The brouhaha over the BBC documentary on Prime Minister Narendra Modi “India: The Modi Question”- still continues with students in several universities planning to screen the series and Opposition parties sharing links to the same. In Kerala, various political organisations including the pro-left Students Federation of India (SFI), have organised screenings even as the BJP youth wing erupted in protest.
In Mumbai, in solidarity with dissident student groups in college campuses,the Progressive Students’ Forum (PSF) TISS, will screen the controversial documentary at its Deonar campus today.
The centre has successfully blocked multiple YouTube videos and Twitter posts sharing links to the BBC documentary.
PSF said the screening was a symbolic protest action against the government’s act of blocking access to the controversial doc. A TISS official denied requisite permission has been granted for the screening.
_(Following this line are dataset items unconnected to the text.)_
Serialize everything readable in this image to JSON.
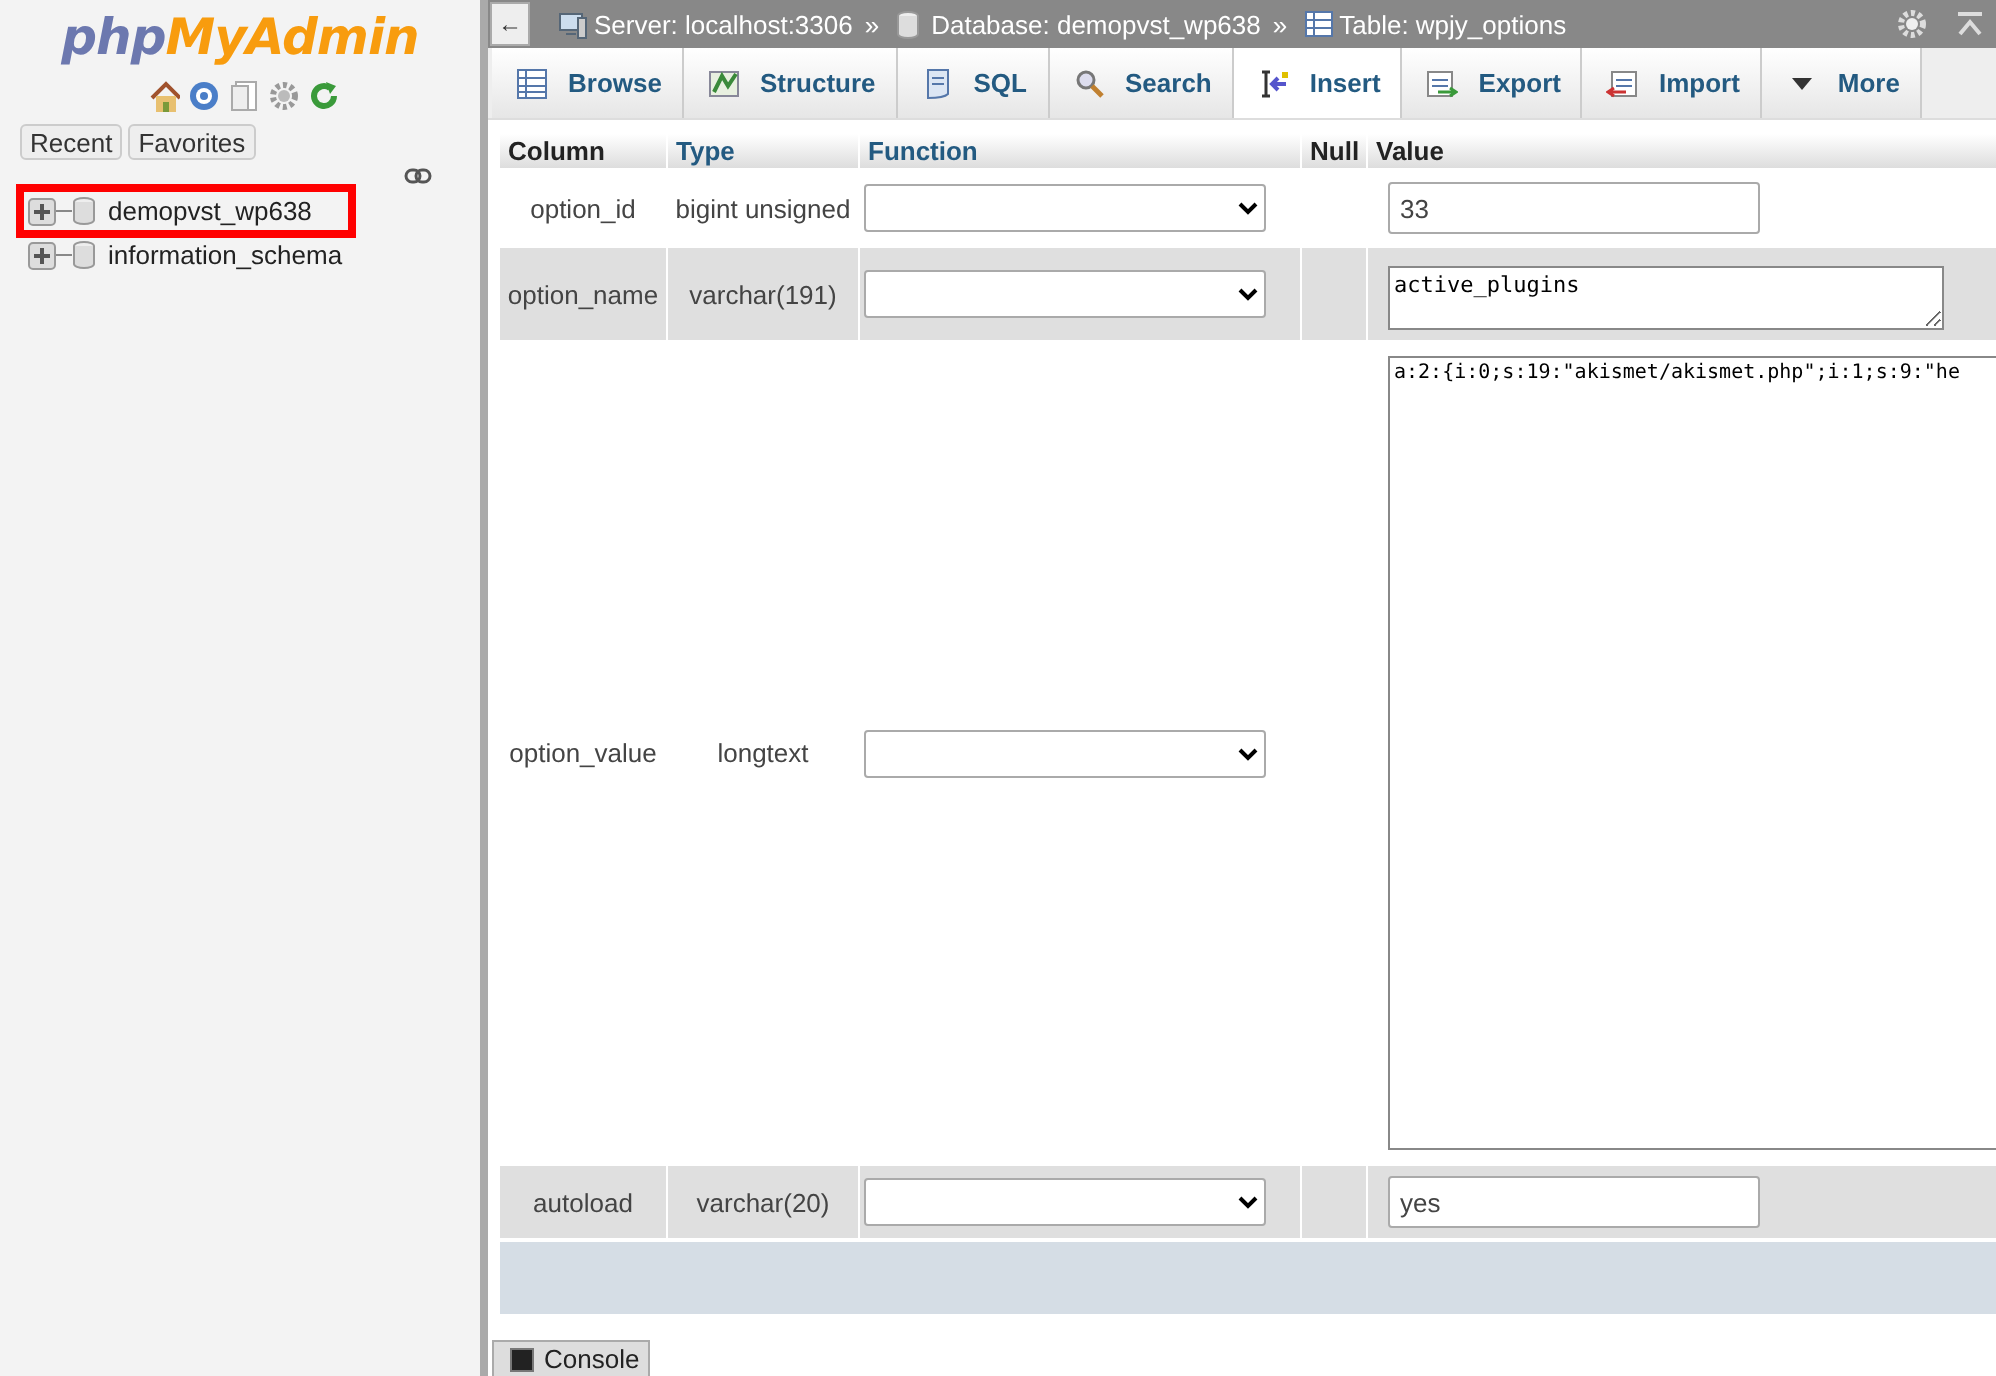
{
  "logo": {
    "first": "php",
    "second": "MyAdmin"
  },
  "sidebar": {
    "buttons": [
      "Recent",
      "Favorites"
    ],
    "tree": [
      {
        "label": "demopvst_wp638",
        "highlighted": true
      },
      {
        "label": "information_schema",
        "highlighted": false
      }
    ]
  },
  "breadcrumb": {
    "separator": "»",
    "items": [
      {
        "kind": "server",
        "label": "Server: localhost:3306"
      },
      {
        "kind": "database",
        "label": "Database: demopvst_wp638"
      },
      {
        "kind": "table",
        "label": "Table: wpjy_options"
      }
    ]
  },
  "back_button": "←",
  "tabs": [
    {
      "kind": "browse",
      "label": "Browse",
      "selected": false
    },
    {
      "kind": "structure",
      "label": "Structure",
      "selected": false
    },
    {
      "kind": "sql",
      "label": "SQL",
      "selected": false
    },
    {
      "kind": "search",
      "label": "Search",
      "selected": false
    },
    {
      "kind": "insert",
      "label": "Insert",
      "selected": true
    },
    {
      "kind": "export",
      "label": "Export",
      "selected": false
    },
    {
      "kind": "import",
      "label": "Import",
      "selected": false
    },
    {
      "kind": "more",
      "label": "More",
      "selected": false
    }
  ],
  "table": {
    "columns": [
      "Column",
      "Type",
      "Function",
      "Null",
      "Value"
    ],
    "rows": [
      {
        "column": "option_id",
        "type": "bigint unsigned",
        "kind": "input",
        "value": "33"
      },
      {
        "column": "option_name",
        "type": "varchar(191)",
        "kind": "textarea",
        "value": "active_plugins"
      },
      {
        "column": "option_value",
        "type": "longtext",
        "kind": "largetext",
        "value": "a:2:{i:0;s:19:\"akismet/akismet.php\";i:1;s:9:\"he"
      },
      {
        "column": "autoload",
        "type": "varchar(20)",
        "kind": "input",
        "value": "yes"
      }
    ]
  },
  "console": "Console"
}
The first part of the documentary, ‘Modi: The India Question’, was banned by the government last week, creating pockets of tension on college campuses across the country.
A students’ body – Students’ Federation of India (SFI) – at Delhi’s Jamia Millia Islamia University had announced a screening on Wednesday, however, the situation turned ugly and security personnel were deployed after SFI’s protest against the detention of activists over the proposed screening.
Meanwhile, thirteen students detained for organising a screening of the BBC documentary, were released after the Republic Day parade on Thursday, a senior police officer said.
At Punjab University on Wednesday, the Chandigarh unit of Congress’s student’s wing National Students Union of India (NSUI) reportedly screened the series briefly before being stopped by security staff.
The JNU screening in the students’ union office, was disrupted by stone pelting and abrupt termination of the power supply in the campus.
“We want to protest the ban and are in solidarity with students from campuses who have screened the movie,” said a representative from the PSF which will keep the security staff in the loop about the screening.
In Mumbai, TISS Students’ Union, the official students’ body, has also released a notification on social media expressing solidarity with the students who, despite threats of disciplinary action, screened the documentary. They affirmed their believe in “an academic environment that develops and organises the culture of dissent”.
It may be noted that both the central government and eminent citizens (in a Change.org petition ) have critiqued the documentary as a “propaganda piece” that lacks objectivity and reflects a colonial mindset.